From the business world and technology and the social space we learn that innovation, while generally coming from within the field, often comes from left of field. Pioneering spiritual leadership in the 21st century is less likely to be provided by the major institutions than by the religious equivalent of SMEs. It is these small-to-medium spiritual enterprises, welling up from within the world's religions to boldly challenge and sustainably transform the institutions, where so much hope for spiritual renewal lays.
Locked away in millennia of tradition, the world's spiritual resources are vast beyond measure. In Hinduism, Judaism, Buddhism, Christianity, Islam, Sikhism et al. we have all the inspiration and wisdom we could ever need. The most foolish mistake of all would be to ignore it. History's great spiritual visionaries from Isaiah to Rumi, Martin Luther King and Ten Thousand Others, stand ready to inspire us forward, ever onwards, towards a new earth, a promised land, a pure land. We won't be getting there in our lifetime, but it is our destiny to move the needle far enough to give future generations a fighting chance. We had the industrial revolution, the political revolutions, economic, social, technological revolutions; we've even had the information revolution - now it's time for a global spiritual revolution that is ripe for the taking.
So what would it look like? The precise nature of how theology can evolve is a subject that can and ought to be vigorously discussed. It's increasingly clear that institutions refusing to change will eventually cease to be. The goal however is not change for change's sake - we need to be heading in a good direction. Drawing inspiration from the world's most famous carpenter, we should evaluate religions (know them) not by their claims but by their fruits. If a credible way could be devised of measuring value in religion by its social and spiritual productivity then we would have a feedback mechanism to assist the evolutionary process. Instead of competing on creed, religions could strive to have the biggest impact on the biggest issues within their domain. The religions of this new impulse would be more expansive and nurturing, more at ease with the ongoing discoveries of science, more comfortable with one another in a pluralistic world of many cultures, more adaptable, more inspiring, more humble and open to new learning, more spiritual, less political and more genuinely self-critical of their past and present stages.
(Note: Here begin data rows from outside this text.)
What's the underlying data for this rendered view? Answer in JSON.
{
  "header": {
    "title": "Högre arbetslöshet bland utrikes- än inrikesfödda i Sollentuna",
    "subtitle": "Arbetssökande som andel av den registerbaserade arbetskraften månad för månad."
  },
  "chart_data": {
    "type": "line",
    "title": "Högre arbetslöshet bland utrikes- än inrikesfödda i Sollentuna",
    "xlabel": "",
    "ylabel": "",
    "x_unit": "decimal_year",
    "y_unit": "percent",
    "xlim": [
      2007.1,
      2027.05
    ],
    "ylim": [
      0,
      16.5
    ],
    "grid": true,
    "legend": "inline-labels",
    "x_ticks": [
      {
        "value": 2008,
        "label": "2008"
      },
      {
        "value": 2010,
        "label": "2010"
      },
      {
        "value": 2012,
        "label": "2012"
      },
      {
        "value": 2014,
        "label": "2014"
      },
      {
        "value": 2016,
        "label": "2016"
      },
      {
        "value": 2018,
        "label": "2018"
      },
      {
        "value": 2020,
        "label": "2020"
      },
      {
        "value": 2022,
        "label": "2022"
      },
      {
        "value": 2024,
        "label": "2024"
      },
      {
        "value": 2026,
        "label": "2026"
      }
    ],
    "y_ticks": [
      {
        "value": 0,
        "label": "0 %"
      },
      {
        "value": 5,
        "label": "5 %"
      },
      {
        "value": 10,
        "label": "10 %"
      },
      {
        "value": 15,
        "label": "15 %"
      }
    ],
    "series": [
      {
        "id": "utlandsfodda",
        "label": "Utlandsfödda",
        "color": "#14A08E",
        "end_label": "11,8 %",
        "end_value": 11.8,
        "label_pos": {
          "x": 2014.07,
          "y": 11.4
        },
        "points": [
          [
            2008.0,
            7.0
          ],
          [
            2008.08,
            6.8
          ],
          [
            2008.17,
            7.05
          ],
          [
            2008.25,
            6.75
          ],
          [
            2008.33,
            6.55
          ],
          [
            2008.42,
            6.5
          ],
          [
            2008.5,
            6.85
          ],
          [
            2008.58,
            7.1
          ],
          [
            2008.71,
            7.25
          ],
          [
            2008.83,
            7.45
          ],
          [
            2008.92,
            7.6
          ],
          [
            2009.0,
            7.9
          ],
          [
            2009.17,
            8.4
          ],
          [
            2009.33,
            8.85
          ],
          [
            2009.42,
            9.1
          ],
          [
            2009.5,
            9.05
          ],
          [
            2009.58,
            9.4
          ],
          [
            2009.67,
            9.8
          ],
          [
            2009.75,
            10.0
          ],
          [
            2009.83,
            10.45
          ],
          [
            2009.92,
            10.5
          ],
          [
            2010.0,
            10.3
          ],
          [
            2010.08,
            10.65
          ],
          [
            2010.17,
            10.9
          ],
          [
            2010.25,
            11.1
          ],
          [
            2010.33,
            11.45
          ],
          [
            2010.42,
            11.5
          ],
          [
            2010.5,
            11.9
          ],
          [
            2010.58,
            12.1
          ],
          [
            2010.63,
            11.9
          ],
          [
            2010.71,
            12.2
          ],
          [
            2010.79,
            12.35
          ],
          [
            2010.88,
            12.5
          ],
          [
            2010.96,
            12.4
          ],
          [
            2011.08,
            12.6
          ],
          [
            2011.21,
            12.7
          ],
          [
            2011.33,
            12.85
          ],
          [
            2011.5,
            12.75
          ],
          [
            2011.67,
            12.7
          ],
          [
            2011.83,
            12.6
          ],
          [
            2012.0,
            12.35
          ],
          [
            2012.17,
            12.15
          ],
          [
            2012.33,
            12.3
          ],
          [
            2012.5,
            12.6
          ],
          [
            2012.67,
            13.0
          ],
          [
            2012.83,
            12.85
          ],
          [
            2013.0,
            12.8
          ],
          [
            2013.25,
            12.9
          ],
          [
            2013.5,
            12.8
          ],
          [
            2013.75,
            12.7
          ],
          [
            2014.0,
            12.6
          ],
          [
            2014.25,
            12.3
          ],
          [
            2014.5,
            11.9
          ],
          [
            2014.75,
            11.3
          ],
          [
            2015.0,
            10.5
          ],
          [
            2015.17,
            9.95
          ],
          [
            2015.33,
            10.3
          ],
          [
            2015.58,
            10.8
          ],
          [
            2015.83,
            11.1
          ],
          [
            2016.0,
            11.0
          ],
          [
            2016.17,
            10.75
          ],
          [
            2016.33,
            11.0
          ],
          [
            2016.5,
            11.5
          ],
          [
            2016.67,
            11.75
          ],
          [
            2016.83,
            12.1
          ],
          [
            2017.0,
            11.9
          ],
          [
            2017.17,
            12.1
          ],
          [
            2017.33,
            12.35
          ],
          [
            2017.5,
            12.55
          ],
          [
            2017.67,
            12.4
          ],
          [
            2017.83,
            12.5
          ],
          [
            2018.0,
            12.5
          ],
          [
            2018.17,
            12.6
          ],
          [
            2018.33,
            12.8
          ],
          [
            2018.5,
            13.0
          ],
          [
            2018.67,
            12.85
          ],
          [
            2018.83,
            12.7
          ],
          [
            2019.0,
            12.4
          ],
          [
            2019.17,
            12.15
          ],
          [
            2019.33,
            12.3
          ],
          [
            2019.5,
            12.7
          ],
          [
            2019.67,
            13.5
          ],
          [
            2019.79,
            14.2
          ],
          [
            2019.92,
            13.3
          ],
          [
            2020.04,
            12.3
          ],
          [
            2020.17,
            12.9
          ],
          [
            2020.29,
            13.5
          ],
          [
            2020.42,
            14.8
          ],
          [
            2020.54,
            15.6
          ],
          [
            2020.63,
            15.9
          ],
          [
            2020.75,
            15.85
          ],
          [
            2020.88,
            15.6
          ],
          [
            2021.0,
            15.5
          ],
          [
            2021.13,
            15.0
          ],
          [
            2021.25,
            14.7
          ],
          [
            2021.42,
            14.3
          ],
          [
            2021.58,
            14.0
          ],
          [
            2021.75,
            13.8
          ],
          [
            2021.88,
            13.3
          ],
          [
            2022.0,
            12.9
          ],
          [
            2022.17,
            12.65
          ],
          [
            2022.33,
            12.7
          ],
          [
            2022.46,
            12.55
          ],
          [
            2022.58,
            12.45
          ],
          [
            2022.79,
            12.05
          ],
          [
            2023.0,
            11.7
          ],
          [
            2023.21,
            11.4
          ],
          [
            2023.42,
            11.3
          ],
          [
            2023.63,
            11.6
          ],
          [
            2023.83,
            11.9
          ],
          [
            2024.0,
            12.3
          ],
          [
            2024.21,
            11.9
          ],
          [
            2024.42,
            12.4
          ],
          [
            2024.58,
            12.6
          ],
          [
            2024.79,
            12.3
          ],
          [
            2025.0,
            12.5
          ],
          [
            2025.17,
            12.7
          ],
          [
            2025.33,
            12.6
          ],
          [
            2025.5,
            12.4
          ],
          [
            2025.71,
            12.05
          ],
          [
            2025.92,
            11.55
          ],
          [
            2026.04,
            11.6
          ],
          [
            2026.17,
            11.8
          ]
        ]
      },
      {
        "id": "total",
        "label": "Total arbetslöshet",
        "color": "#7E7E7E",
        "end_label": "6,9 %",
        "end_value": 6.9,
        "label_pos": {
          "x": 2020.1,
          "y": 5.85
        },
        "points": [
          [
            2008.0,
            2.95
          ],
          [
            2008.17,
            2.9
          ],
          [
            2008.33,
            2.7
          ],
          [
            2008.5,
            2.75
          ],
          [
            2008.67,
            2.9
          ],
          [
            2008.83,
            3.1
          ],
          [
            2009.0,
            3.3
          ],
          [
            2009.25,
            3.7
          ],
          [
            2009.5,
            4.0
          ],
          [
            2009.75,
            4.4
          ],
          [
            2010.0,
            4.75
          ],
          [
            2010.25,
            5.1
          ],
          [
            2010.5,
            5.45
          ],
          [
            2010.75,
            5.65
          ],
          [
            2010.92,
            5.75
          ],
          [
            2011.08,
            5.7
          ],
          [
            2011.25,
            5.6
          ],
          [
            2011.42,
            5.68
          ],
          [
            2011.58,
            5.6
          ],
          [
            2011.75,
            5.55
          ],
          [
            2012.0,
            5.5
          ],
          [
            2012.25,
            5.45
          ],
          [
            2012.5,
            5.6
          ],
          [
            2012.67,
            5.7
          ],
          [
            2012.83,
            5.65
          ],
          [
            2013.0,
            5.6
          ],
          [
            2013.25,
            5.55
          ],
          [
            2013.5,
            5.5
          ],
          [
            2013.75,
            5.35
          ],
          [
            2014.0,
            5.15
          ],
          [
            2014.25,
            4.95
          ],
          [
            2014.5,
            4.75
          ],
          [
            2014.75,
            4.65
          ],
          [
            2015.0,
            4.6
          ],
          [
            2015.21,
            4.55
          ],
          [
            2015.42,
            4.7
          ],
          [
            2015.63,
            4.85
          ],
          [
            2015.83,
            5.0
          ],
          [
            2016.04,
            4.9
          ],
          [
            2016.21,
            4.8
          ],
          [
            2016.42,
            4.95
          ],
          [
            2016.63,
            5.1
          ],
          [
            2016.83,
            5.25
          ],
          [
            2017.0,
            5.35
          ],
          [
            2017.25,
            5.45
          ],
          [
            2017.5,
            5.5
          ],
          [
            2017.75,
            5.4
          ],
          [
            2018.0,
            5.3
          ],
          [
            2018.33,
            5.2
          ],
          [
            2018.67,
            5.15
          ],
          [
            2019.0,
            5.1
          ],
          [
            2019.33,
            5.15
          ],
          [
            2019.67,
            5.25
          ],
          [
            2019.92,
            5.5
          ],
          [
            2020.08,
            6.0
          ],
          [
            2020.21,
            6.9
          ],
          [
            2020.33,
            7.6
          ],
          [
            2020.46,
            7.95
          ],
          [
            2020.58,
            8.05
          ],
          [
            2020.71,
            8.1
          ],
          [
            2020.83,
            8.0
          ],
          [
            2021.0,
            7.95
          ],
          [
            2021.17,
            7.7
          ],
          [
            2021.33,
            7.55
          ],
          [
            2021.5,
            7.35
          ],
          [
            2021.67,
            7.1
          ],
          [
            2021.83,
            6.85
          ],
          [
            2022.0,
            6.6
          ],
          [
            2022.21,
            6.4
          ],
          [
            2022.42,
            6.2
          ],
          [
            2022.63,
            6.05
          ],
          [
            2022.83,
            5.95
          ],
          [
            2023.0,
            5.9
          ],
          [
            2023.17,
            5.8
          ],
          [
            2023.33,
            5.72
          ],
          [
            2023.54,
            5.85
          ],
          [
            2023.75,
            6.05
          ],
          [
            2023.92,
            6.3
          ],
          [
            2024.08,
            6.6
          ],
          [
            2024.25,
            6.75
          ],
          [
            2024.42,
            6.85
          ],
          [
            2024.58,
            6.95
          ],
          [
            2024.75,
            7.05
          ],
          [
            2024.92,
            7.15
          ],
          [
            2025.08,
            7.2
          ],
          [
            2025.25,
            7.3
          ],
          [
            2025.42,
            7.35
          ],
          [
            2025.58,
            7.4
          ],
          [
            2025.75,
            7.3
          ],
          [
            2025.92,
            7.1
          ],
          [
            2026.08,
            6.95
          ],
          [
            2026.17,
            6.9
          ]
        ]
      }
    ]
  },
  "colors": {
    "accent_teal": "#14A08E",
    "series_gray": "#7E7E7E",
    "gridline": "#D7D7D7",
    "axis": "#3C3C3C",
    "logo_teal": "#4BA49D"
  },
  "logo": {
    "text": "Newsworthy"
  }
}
Such developments could form the basis for the sometime redemption of religion in the western world. Thinking men and women might be prompted to take another look at faith, to search again for the pearl of great price and come to claim possession of their spiritual inheritance. And if enough people did that, for long enough, with enough sincerity and enough conviction and enough follow through, we'd soon exit this modern dark-age of secular materialism and enter a new spiritual enlightenment, the scale of which has not been seen before.